ロックの取得と解放処理はプログラムの状態に気を使って書かなければならない(=難しい)ので、mapを置き換えたいだけならこっちの方がお手軽である。

元のプログラムでmapを使っていた部分をsync.Mapに取り替えると今度はパニックを起こさない。

[このプログラムも、やめるときはCtrl+Cで落とす]

package main

import (
	"fmt"
	"math/rand"
	"sync"
)

func main() {
	var m sync.Map

	go func() {
		for {
			m.Store(rand.Intn(100000), struct{}{})
		}
	}()

	for {
		fmt.Println(m.Load(rand.Intn(100000)))
	}
}

atomic.Valueを使う

sync/atomicを使う方法もある。

例えば、mapに格納するデータは定期的にMySQLのテーブルを全件取得して丸ごと入れ替えるといった方式をとる場合、sync.Mapではなくatomic.Valueにmapを入れても安全にデータを読み書きできる(以下)。

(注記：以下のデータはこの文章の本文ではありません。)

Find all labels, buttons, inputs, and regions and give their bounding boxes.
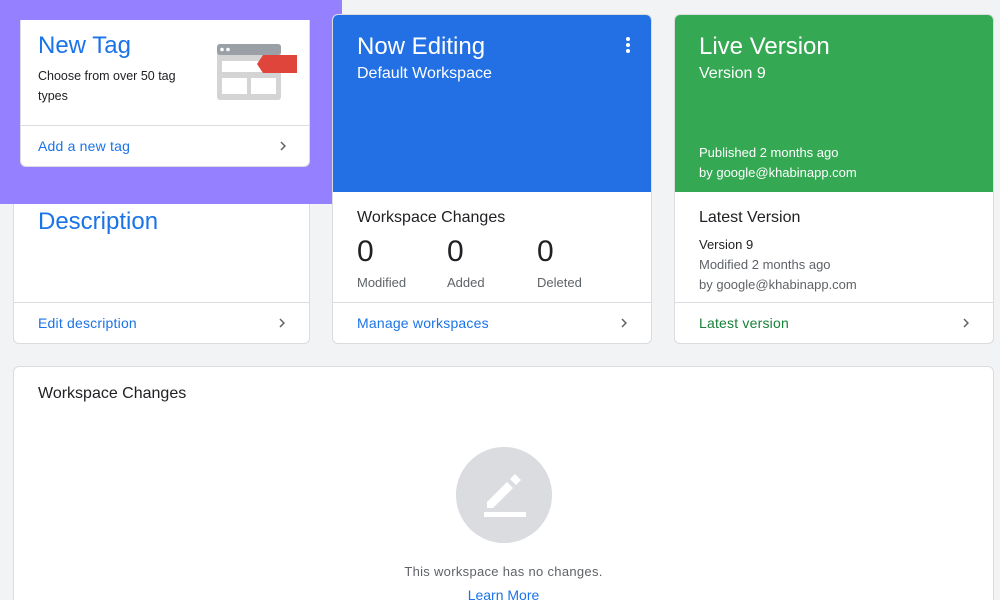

[このプログラムも、やめるときはCtrl+Cで落とす]

package main

import (
	"fmt"
	"math/rand"
	"sync/atomic"
)

func selectFromMySQL() map[int]struct{} {
	// データの全取っ替え。
	// ここではランダムにやっているけど、実際はバッチが定期的に更新するMySQLのテーブルをSELECTすると思ってください。
	size := rand.Intn(100)
	m := make(map[int]struct{}, size)
	for i := 0; i < size; i++ {
		m[i] = struct{}{}
	}
	return m
}

func main() {
	var at atomic.Value
	at.Store(selectFromMySQL())

	go func() {
		for {
			at.Store(selectFromMySQL())
		}
	}()

	for {
		m := at.Load().(map[int]struct{}) // Loadはinterface{}型を返すので型アサーションが必要
		v, ok := m[50]
		fmt.Println(v, ok) // {} true と {} false が混ざって表示される
	}
}
ロックとCompare and swap

なお、RWMutexやsync.Mapはロックで状態を守っているが、atomic.ValueはCompare and swap(CAS)という違う方法で守っているらしい。

コンペア・アンド・スワップ - Wikipedia

さいごに 感想

ここまで説明されると「ふーん」という感じで特に感慨もないが、実際はmapの競合状態に起因するバグを仕込んでしまうと発覚や修正が難しい。

例えばmapをインメモリキャッシュとして使うサーバーを作ってこのような問題を起こすバグがあっても

  • mapの競合状態を検出してサーバーがクラッシュする
  • 監視ツールがサーバープロセスのダウンを検知して再起動させる
  • サーバー再起動する
  • またmapの競合状態が発生し、クラッシュする
  • 監視ツールが再起動させる… この繰り返し

こういう風に監視ツールが再起動させるよう設定が入っていたりすると、単純にサーバーがダウンするんじゃなくて、クラッシュ通知も来ないし裏では再起動を繰り返してサーバーの応答性能が劇落ちしてるといった判断の難しい状況に陥ることもある(実際あった)。

サーバーを複数台立てて冗長化しているとなおさら問題に気付きにくくなる。

だから競合状態(Race condition)はこわい。

サンプルコードはここに置いておきました。ちょっと雑だけど・・

https://github.com/oyakata/gooooolang/tree/master/maprace


最後までお読みくださりありとうございました。